# javac kann trotz PATH-Eintrag nicht gefunden werden (Hello World)



## devastator23 (8. Mrz 2015)

Guten Morgen liebe Java Nutzer,

ich bin gerade dabei, Java anhand eines Tutorials zu erlernen - oder eben daran zu scheitern. Wie in wohl jedem Tutorial geht alles recht harmlos los, Hello World ist verlangt. Der Quelltext wird vorgegeben. Und dann geht es ans Ausführen.

Ich habe einen Screenshot angefügt, der hoffentlich alles Nötige dokumentiert, was ich nun beschreibe:

Hello.java befindet sich in c:\java.

JDK und JRE befinden sich in C:\Program Files\Java im jeweiligen Unterverzeichnis.

Ich verwende Windows 7 mit 32 Bit. Und in Deutscher Sprache, so dass C:\Program Files und C:\Programme irgendwie das Gleiche sind - oder auch nicht - und damit eine mögliche Fehlerquelle.

Ich habe unter Windows den PATH zum JDK gesetzt (aktuell mit C:\Programme\[...], aber auch C:\Program Files\[...] zeigte das gleiche Verhalten).

Jetzt öffne ich die Eingabeaufforderung.

PATH zeigt die PATH-Variable an, eben auch den Verweis auf den Bin-Ordner des JDK.

Ich wechsle in den Ordner C:\java, in dem sich Hello.java befindet.

javac Hello.java liefert eine Fehlermeldung.

Ich wechsle dann in den Bin-Ordner des JDK.

javac C:\java\Hello.java funktioniert.

In C:\java befindet sich nun zusätzlich Hello.class.

Aus C:\java kann ich nun java Hello korrekt ausführen.



Kurzum: java scheint mittels PATH-Variable zu funktionieren, javac aber nicht. Ich habe als Lösungsvorschläge fast ausschließlich Hinweise auf die PATH-Variable gefunden, aber so weit ich als Laie das überblicke funktionierten jeweils java UND javac gleichzeitig ober beide funktionierten gleichzeitig nicht.

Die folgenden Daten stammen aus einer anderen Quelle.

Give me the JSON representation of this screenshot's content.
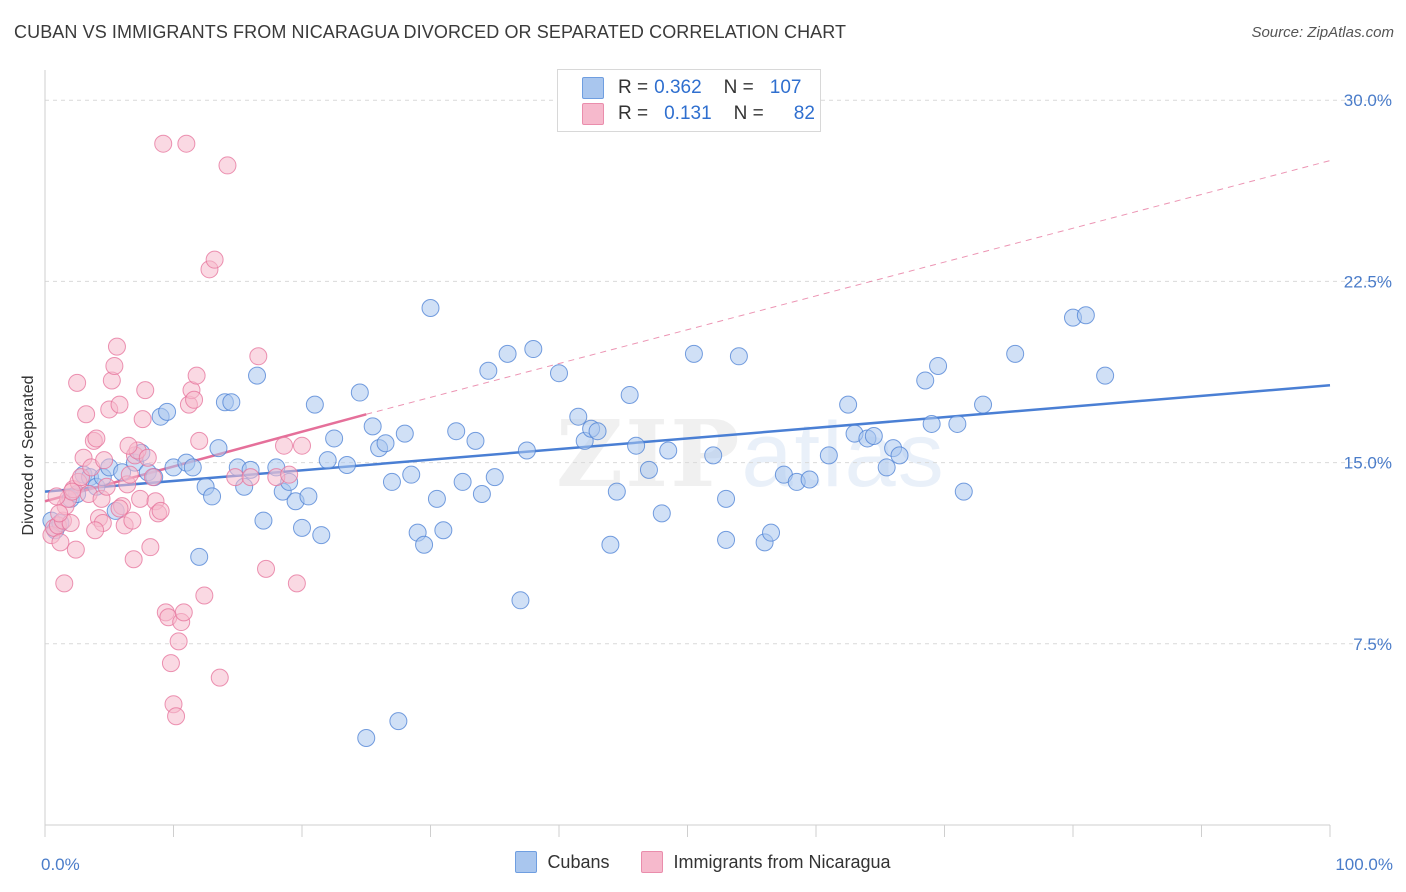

Ich wäre sehr dankbar, wenn ein erfahrener Java-Nutzer da mal einen Blick drauf werfen könnte und mir erklären könnte, was ich falsch mache und wie ich es korrigieren kann.


----------



## devastator23 (11. Mrz 2015)

Nun, offenbar scheint mein Problem weder trivial zu sein, noch häufig aufzutreten. Eine Lösung habe ich auch noch nicht gefunden, aber falls jemand das gleiche Problem hat und vom ständigen Wechseln der Verzeichnisse in der Eingabeaufforderung genervt ist, kann ich das Arbeiten mit zwei Eingabeaufforderungen empfehlen:



Links lasse ich den Compiler arbeiten, rechts die Programme aus meinem dafür angelegten Ordner laufen. Mittels Pfeil-Nach-Oben-Taste können die beiden Arbeitsschritte ziemlich ausgeführt werden. Zum aktuellen Zeitpunkt arbeite ich offenschtlich noch nicht mit einem speziellen Editor und kann daher auch nicht beurteilen, ob dieses Vorgehen dabei notwendig oder nützlich ist.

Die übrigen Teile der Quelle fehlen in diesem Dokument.